Wagner clarifies that she does not at all believe that everyone who owns a gun is buying into this mythology of a “resurrected frontier.” “There are lots of reasons to have guns,” says Wagner. She contrasts a former belief in collective military action for a greater good, such as serving as a soldier in World War II, with a cowboy apocalypse approach, a self-appointed drive towards vigilante behavior. Significantly, in the cowboy apocalypse framework, gun ownership is “a ritual of difference” and “of defining oneself as good and those who differ from oneself as evil.”

“I call the gun a one-key typewriter in the book,” notes Wagner. “And what it says is, no. It becomes this symbol of refusing connection and refusing communication with people one doesn't want to know.”

Wagner joined Ithaca College in 2006, excited by the opportunity to teach religion in a secular context and equally drawn by the religious diversity of IC’s students, who hold a special place in Wagner’s heart. “I find that our students have a kind of enthusiasm for what matters,” says Wagner. “Our students are socially aware. They want what happens in the classroom to teach them something about what it means to have purpose in the real world.”

In the spring of 2022, when finalizing the manuscript of Cowboy Apocalypse , Wagner invited students into the writing and editing process in a one-credit course: “Those students are named in the acknowledgments because their input prompted some revisions and rearrangements!”

Reconsidering Hope

Looking ahead, Wagner is already working on her next project, a book about hope, inspired by a course she teaches at IC called Reconsidering Hope. In it, she plans to explore the concept of hope with a similar approach to the one she takes for her course.

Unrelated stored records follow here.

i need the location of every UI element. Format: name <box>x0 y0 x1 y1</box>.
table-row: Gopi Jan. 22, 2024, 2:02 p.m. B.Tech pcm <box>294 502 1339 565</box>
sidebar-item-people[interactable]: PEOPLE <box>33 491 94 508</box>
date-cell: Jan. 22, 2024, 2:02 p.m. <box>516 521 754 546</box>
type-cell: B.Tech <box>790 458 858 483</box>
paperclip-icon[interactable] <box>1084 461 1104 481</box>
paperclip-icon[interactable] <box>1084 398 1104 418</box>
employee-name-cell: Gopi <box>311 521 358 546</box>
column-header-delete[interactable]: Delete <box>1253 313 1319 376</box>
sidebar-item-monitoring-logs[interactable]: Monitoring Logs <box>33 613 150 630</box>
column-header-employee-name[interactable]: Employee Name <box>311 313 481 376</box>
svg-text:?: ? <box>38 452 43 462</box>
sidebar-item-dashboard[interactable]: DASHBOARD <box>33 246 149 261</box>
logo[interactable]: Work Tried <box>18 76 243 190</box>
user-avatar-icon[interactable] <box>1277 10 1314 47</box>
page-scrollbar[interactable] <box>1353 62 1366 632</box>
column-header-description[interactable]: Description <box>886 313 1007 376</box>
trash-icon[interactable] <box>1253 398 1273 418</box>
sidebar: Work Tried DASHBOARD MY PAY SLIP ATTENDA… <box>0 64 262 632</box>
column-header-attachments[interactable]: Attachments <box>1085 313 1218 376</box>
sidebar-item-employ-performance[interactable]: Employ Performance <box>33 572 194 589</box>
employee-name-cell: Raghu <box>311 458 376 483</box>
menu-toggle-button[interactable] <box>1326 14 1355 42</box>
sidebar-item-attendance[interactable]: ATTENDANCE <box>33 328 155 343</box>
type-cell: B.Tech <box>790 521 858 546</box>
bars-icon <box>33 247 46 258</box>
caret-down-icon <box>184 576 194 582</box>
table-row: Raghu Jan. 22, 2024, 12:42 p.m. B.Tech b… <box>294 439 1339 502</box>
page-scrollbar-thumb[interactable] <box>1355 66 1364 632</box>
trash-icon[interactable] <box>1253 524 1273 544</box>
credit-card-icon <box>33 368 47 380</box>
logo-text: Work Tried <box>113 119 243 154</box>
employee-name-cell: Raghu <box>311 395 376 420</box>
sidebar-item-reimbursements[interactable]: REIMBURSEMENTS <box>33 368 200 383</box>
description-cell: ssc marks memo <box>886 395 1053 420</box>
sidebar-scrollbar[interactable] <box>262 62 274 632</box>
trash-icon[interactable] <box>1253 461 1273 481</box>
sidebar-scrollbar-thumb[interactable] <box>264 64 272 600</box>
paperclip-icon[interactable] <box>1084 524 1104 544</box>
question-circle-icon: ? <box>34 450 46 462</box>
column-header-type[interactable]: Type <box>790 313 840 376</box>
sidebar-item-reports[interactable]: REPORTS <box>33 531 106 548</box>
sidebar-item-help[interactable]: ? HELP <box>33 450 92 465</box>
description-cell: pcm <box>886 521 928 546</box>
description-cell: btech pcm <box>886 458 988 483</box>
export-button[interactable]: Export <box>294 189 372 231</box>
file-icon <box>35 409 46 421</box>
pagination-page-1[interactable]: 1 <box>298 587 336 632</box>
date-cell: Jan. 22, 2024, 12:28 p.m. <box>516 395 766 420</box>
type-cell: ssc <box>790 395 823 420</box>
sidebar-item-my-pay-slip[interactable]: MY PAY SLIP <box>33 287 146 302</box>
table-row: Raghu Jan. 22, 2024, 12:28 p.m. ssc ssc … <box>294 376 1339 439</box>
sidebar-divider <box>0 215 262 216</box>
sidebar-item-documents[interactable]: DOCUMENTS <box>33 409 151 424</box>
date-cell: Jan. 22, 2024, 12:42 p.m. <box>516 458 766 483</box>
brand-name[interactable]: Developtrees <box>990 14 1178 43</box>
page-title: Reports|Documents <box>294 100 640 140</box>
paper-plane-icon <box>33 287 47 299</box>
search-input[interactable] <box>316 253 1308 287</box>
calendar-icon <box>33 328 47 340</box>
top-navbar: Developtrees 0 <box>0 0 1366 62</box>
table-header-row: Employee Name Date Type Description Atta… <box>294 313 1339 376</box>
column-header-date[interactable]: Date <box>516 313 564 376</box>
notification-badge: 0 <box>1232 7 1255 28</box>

In the class, she has students listen to interviews with people working on issues like climate change, mass incarceration, and discriminatory policies. They also read excerpts from books written by people addressing these challenges, including Valarie Kaur’s See No Stranger: A Memoir and Manifesto of Revolutionary Love, Ross Gay’s Inciting Joy, and Sara Ahmed’s Living a Feminist Life. “The class is an interdisciplinary, emergent encounter with the writing of authors engaging with hope and its kin concepts like belonging, joy, wonder, imagination, and love,” Wagner says.

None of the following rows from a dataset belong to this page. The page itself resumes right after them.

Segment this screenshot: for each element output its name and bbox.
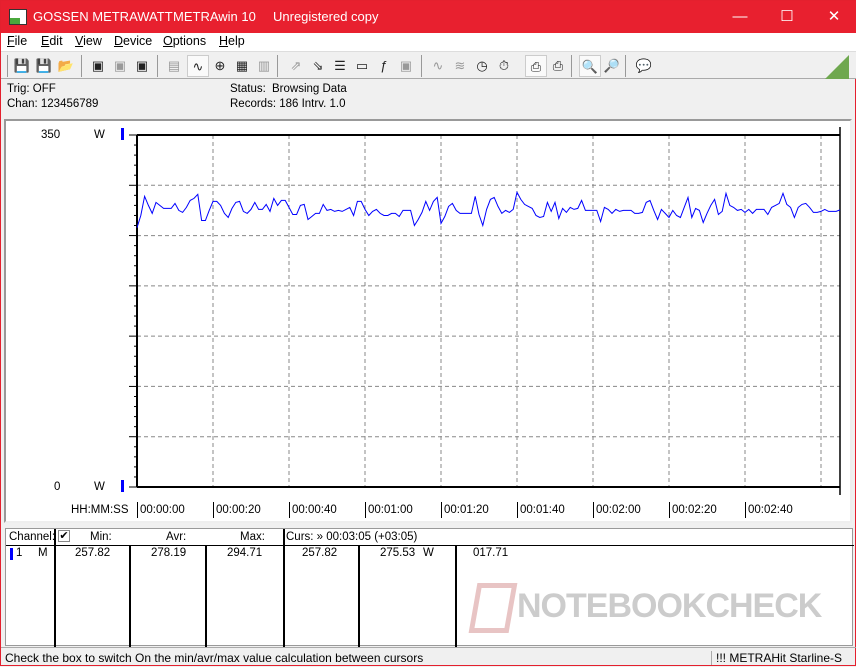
- header-avr: Avr:: [166, 531, 187, 543]
- x-tick-label: 00:02:20: [669, 502, 717, 518]
- cursor2-value: 275.53: [380, 547, 416, 559]
- cursor3-value: 017.71: [473, 547, 509, 559]
- watermark-logo: NOTEBOOKCHECK: [468, 583, 853, 643]
- cursor2-unit: W: [423, 547, 434, 559]
- data-series-line: [136, 190, 841, 228]
- x-tick-label: 00:00:40: [289, 502, 337, 518]
- channel-color-icon: [10, 548, 13, 560]
- minmax-checkbox[interactable]: ✔: [58, 530, 70, 542]
- header-max: Max:: [240, 531, 265, 543]
- header-cursor: Curs: » 00:03:05 (+03:05): [286, 531, 418, 543]
- status-hint: Check the box to switch On the min/avr/m…: [5, 651, 424, 665]
- channel-number: 1: [16, 547, 23, 559]
- status-bar: Check the box to switch On the min/avr/m…: [1, 647, 856, 667]
- line-chart: [129, 127, 841, 495]
- min-value: 257.82: [75, 547, 111, 559]
- header-min: Min:: [90, 531, 112, 543]
- cursor1-value: 257.82: [302, 547, 338, 559]
- x-tick-label: 00:01:40: [517, 502, 565, 518]
- x-axis-label: HH:MM:SS: [71, 504, 129, 516]
- header-channel: Channel:: [9, 531, 56, 543]
- x-tick-label: 00:01:20: [441, 502, 489, 518]
- channel-mode: M: [38, 547, 48, 559]
- x-tick-label: 00:02:40: [745, 502, 793, 518]
- device-name: !!! METRAHit Starline-S: [711, 651, 842, 665]
- x-tick-label: 00:00:20: [213, 502, 261, 518]
- x-tick-label: 00:02:00: [593, 502, 641, 518]
- x-tick-label: 00:01:00: [365, 502, 413, 518]
- x-tick-label: 00:00:00: [137, 502, 185, 518]
- avr-value: 278.19: [151, 547, 187, 559]
- max-value: 294.71: [227, 547, 263, 559]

“Use this time to figure out who you are. You can make the world better from any career.”

Rachel Wagner

“I'm a white person writing about whiteness in America, but I'm certainly not the first person to write about these problems,” Wagner says. “So, my hope is that when people finish my book, they'll go read some Afrofuturism, which is about imagining a different world in the future.”

When her students ask what they can do to make the world better, Wagner urges them to lean into their time as a student. “The best thing that you can do is be a student—be the best student you can be. Learn everything you can while you're here. Dive into the texts, wrestle with them, ask your professors hard questions. Just read and read and read. Use this time to figure out who you are. You can make the world better from any career.”